- Gayle: [When Linda asks Gayle to be part of the Ta-Ta's reunion, but she refuses] No.
- Linda Belcher: Oh, come on! Why not?
- Gayle: Because you never let me sing any of my songs!
- Linda Belcher: That's because your songs were all so, uh...
- [under her breath]
- Linda Belcher: sexual.
- Tina Belcher: Pardon?
- Linda Belcher: And you had a serious speech impediment.
- Gayle: I know. I wrote a song about it called "Ge-Ge-Ge-Ge, Ge-Ge-Ge-Ge, Ge-Ge-Ge-Ge, Genitals."
- Jen: I spy with my little eye something brown.
- Tina Belcher: Is it a babysitter who stabbed a fellow babysitter in the back? Huh? Huh? Is it?
- Jen: Uh, no. It's the couch.
- Tina Belcher: Oh, yeah, that is brown.
- Linda Belcher: Quit stealing my thunder, Bobby. This night isn't about your disgusting zit. It's about me and my big comeback and this jacket.
- Jen: [to Linda] Your band is probably bad, but I don't let it bother me that I'm not a good babysitter. I have no chemistry with children, I don't know how to use a "mick-rowave," I don't know what "bath time" means, but I do it 'cause I love it. Maybe you should think about that.
- Linda Belcher: [while on the phone] You want us to do what? No, no, no. No way. Debbie, no! De... I said no, Debbie! Good-bye!
- [hangs up]
- Louise Belcher: What is Debbie's problem? And who is Debbie?
- Tina Belcher: Mom, time-out. This is your big chance. Don't hide your Ta-Ta's under a bush. You've got to get the band back together and play at the reunion.

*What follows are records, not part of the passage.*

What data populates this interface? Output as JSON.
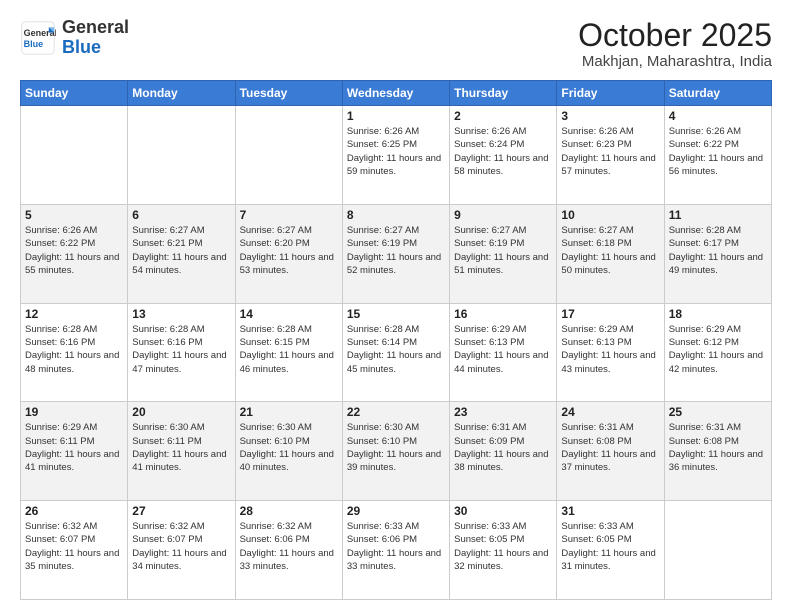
{
  "header": {
    "logo": {
      "general": "General",
      "blue": "Blue"
    },
    "month": "October 2025",
    "location": "Makhjan, Maharashtra, India"
  },
  "weekdays": [
    "Sunday",
    "Monday",
    "Tuesday",
    "Wednesday",
    "Thursday",
    "Friday",
    "Saturday"
  ],
  "weeks": [
    [
      {
        "day": "",
        "info": ""
      },
      {
        "day": "",
        "info": ""
      },
      {
        "day": "",
        "info": ""
      },
      {
        "day": "1",
        "info": "Sunrise: 6:26 AM\nSunset: 6:25 PM\nDaylight: 11 hours and 59 minutes."
      },
      {
        "day": "2",
        "info": "Sunrise: 6:26 AM\nSunset: 6:24 PM\nDaylight: 11 hours and 58 minutes."
      },
      {
        "day": "3",
        "info": "Sunrise: 6:26 AM\nSunset: 6:23 PM\nDaylight: 11 hours and 57 minutes."
      },
      {
        "day": "4",
        "info": "Sunrise: 6:26 AM\nSunset: 6:22 PM\nDaylight: 11 hours and 56 minutes."
      }
    ],
    [
      {
        "day": "5",
        "info": "Sunrise: 6:26 AM\nSunset: 6:22 PM\nDaylight: 11 hours and 55 minutes."
      },
      {
        "day": "6",
        "info": "Sunrise: 6:27 AM\nSunset: 6:21 PM\nDaylight: 11 hours and 54 minutes."
      },
      {
        "day": "7",
        "info": "Sunrise: 6:27 AM\nSunset: 6:20 PM\nDaylight: 11 hours and 53 minutes."
      },
      {
        "day": "8",
        "info": "Sunrise: 6:27 AM\nSunset: 6:19 PM\nDaylight: 11 hours and 52 minutes."
      },
      {
        "day": "9",
        "info": "Sunrise: 6:27 AM\nSunset: 6:19 PM\nDaylight: 11 hours and 51 minutes."
      },
      {
        "day": "10",
        "info": "Sunrise: 6:27 AM\nSunset: 6:18 PM\nDaylight: 11 hours and 50 minutes."
      },
      {
        "day": "11",
        "info": "Sunrise: 6:28 AM\nSunset: 6:17 PM\nDaylight: 11 hours and 49 minutes."
      }
    ],
    [
      {
        "day": "12",
        "info": "Sunrise: 6:28 AM\nSunset: 6:16 PM\nDaylight: 11 hours and 48 minutes."
      },
      {
        "day": "13",
        "info": "Sunrise: 6:28 AM\nSunset: 6:16 PM\nDaylight: 11 hours and 47 minutes."
      },
      {
        "day": "14",
        "info": "Sunrise: 6:28 AM\nSunset: 6:15 PM\nDaylight: 11 hours and 46 minutes."
      },
      {
        "day": "15",
        "info": "Sunrise: 6:28 AM\nSunset: 6:14 PM\nDaylight: 11 hours and 45 minutes."
      },
      {
        "day": "16",
        "info": "Sunrise: 6:29 AM\nSunset: 6:13 PM\nDaylight: 11 hours and 44 minutes."
      },
      {
        "day": "17",
        "info": "Sunrise: 6:29 AM\nSunset: 6:13 PM\nDaylight: 11 hours and 43 minutes."
      },
      {
        "day": "18",
        "info": "Sunrise: 6:29 AM\nSunset: 6:12 PM\nDaylight: 11 hours and 42 minutes."
      }
    ],
    [
      {
        "day": "19",
        "info": "Sunrise: 6:29 AM\nSunset: 6:11 PM\nDaylight: 11 hours and 41 minutes."
      },
      {
        "day": "20",
        "info": "Sunrise: 6:30 AM\nSunset: 6:11 PM\nDaylight: 11 hours and 41 minutes."
      },
      {
        "day": "21",
        "info": "Sunrise: 6:30 AM\nSunset: 6:10 PM\nDaylight: 11 hours and 40 minutes."
      },
      {
        "day": "22",
        "info": "Sunrise: 6:30 AM\nSunset: 6:10 PM\nDaylight: 11 hours and 39 minutes."
      },
      {
        "day": "23",
        "info": "Sunrise: 6:31 AM\nSunset: 6:09 PM\nDaylight: 11 hours and 38 minutes."
      },
      {
        "day": "24",
        "info": "Sunrise: 6:31 AM\nSunset: 6:08 PM\nDaylight: 11 hours and 37 minutes."
      },
      {
        "day": "25",
        "info": "Sunrise: 6:31 AM\nSunset: 6:08 PM\nDaylight: 11 hours and 36 minutes."
      }
    ],
    [
      {
        "day": "26",
        "info": "Sunrise: 6:32 AM\nSunset: 6:07 PM\nDaylight: 11 hours and 35 minutes."
      },
      {
        "day": "27",
        "info": "Sunrise: 6:32 AM\nSunset: 6:07 PM\nDaylight: 11 hours and 34 minutes."
      },
      {
        "day": "28",
        "info": "Sunrise: 6:32 AM\nSunset: 6:06 PM\nDaylight: 11 hours and 33 minutes."
      },
      {
        "day": "29",
        "info": "Sunrise: 6:33 AM\nSunset: 6:06 PM\nDaylight: 11 hours and 33 minutes."
      },
      {
        "day": "30",
        "info": "Sunrise: 6:33 AM\nSunset: 6:05 PM\nDaylight: 11 hours and 32 minutes."
      },
      {
        "day": "31",
        "info": "Sunrise: 6:33 AM\nSunset: 6:05 PM\nDaylight: 11 hours and 31 minutes."
      },
      {
        "day": "",
        "info": ""
      }
    ]
  ]
}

- Bob Belcher: Tina, shush! Sorry, but reunions are horrible. High school is horrible.
- [to Tina]
- Bob Belcher: I mean, it'll be fine for you.
- Tina Belcher: Oh, good.
- Louise Belcher: Ugh, I can't believe we don't get to see this freak show with our own eyes!
- Linda Belcher: Yeah, sorry. This is a grown-ups thing. It's rated R for "Really Boozy," starring me.

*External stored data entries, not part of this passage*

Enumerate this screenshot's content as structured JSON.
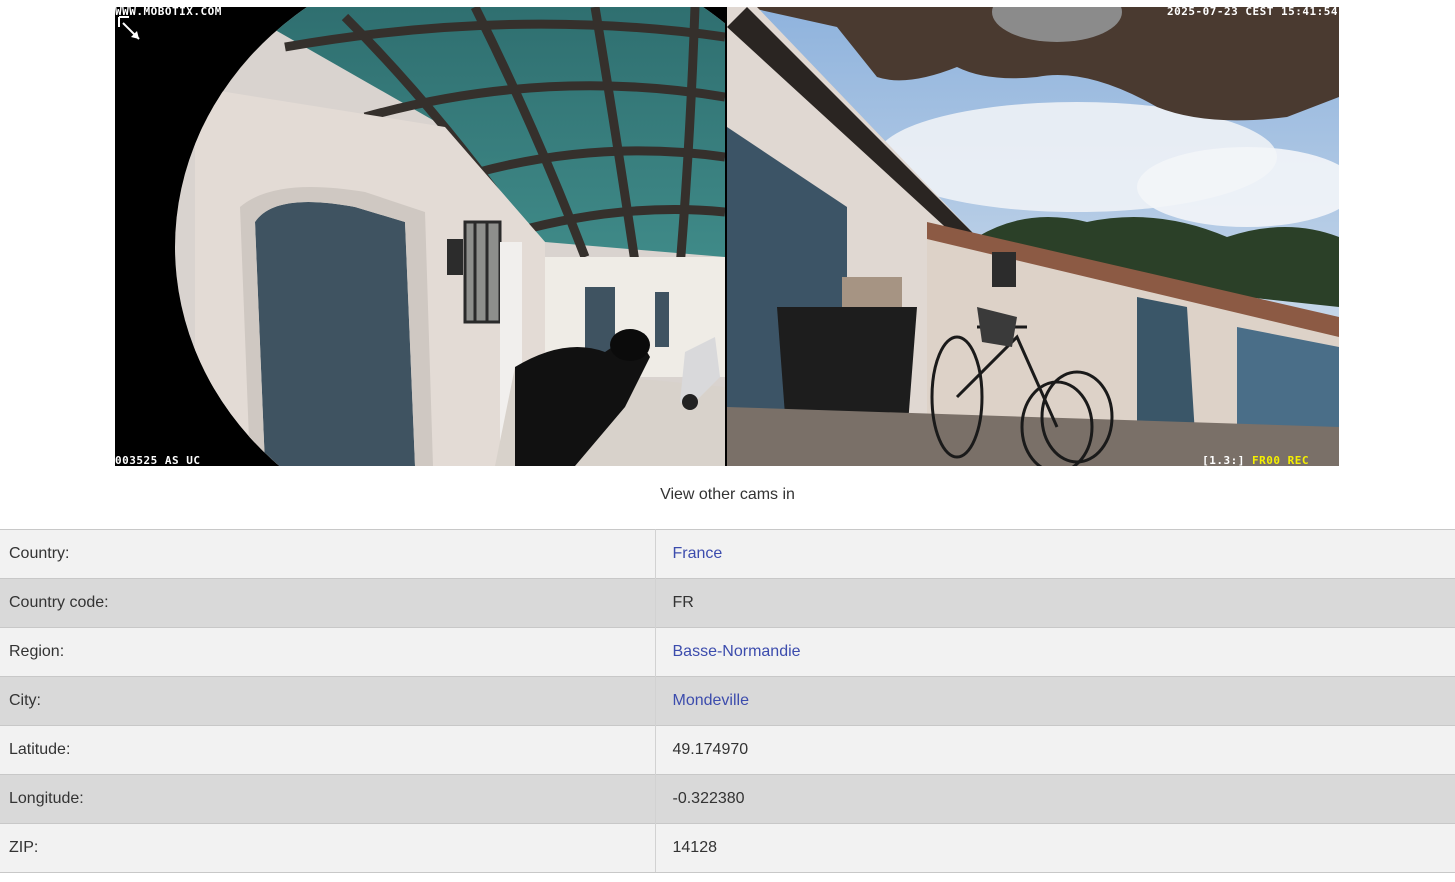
{
  "camera": {
    "overlay_top_left": "WWW.MOBOTIX.COM",
    "overlay_top_right": "2025-07-23 CEST 15:41:54",
    "overlay_bottom_left": "003525 AS UC",
    "overlay_bottom_right_prefix": "[1.3:]",
    "overlay_bottom_right_rec": "FR00 REC",
    "left_view_description": "fisheye view of pergola-covered entrance with door and motorcycles",
    "right_view_description": "fisheye view of courtyard wall with bicycles and sky"
  },
  "caption": "View other cams in",
  "info_table": {
    "rows": [
      {
        "label": "Country:",
        "value": "France",
        "link": true
      },
      {
        "label": "Country code:",
        "value": "FR",
        "link": false
      },
      {
        "label": "Region:",
        "value": "Basse-Normandie",
        "link": true
      },
      {
        "label": "City:",
        "value": "Mondeville",
        "link": true
      },
      {
        "label": "Latitude:",
        "value": "49.174970",
        "link": false
      },
      {
        "label": "Longitude:",
        "value": "-0.322380",
        "link": false
      },
      {
        "label": "ZIP:",
        "value": "14128",
        "link": false
      }
    ]
  },
  "colors": {
    "link": "#3c4cad",
    "row_odd": "#f2f2f2",
    "row_even": "#d9d9d9",
    "overlay_rec": "#f5f000"
  }
}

- Gayle: Linda, about my song...
- Linda Belcher: Not now, Gayle.
- Gayle: Do you know how to juggle fire? What if, while I'm singing, I throw you a torch?

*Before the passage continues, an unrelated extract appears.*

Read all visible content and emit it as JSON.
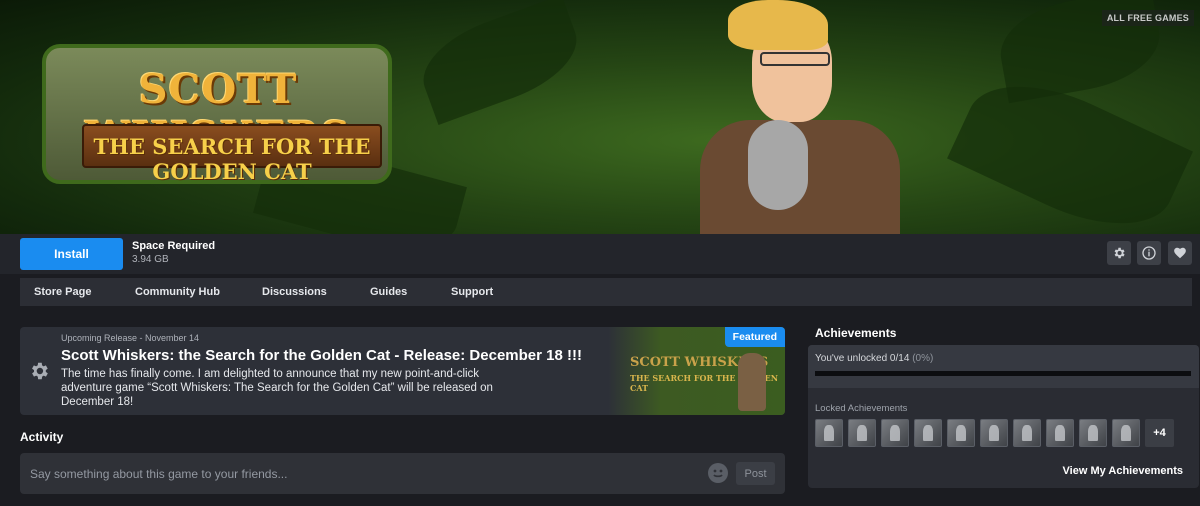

- Linda Belcher: Oh, will you shut up about your stupid song? Your song's out. We're not doing it.
- Gayle: What? You said I could sing it.
- Linda Belcher: Yeah, well, that was before B-Bad Hair Day showed up. Your song would just make it worse.
- Gayle: [gasps] My cat was right about you. This reunion's made you nuts. I quit.
- Linda Belcher: Oh, fine, quit.
- Gayle: I'm gonna go fill my purse with food and then write some graffiti about you in the bathroom and then wait in the car for you to give me a ride home.
- Bob Belcher: Lin, I know you're nervous about going up there. I-I was nervous about my pimple, but I was brave and I came here anyway and I'm having the time of my life, so...
- Linda Belcher: Okay, yeah, yeah, yeah. I already got the inspirational speech from Jen.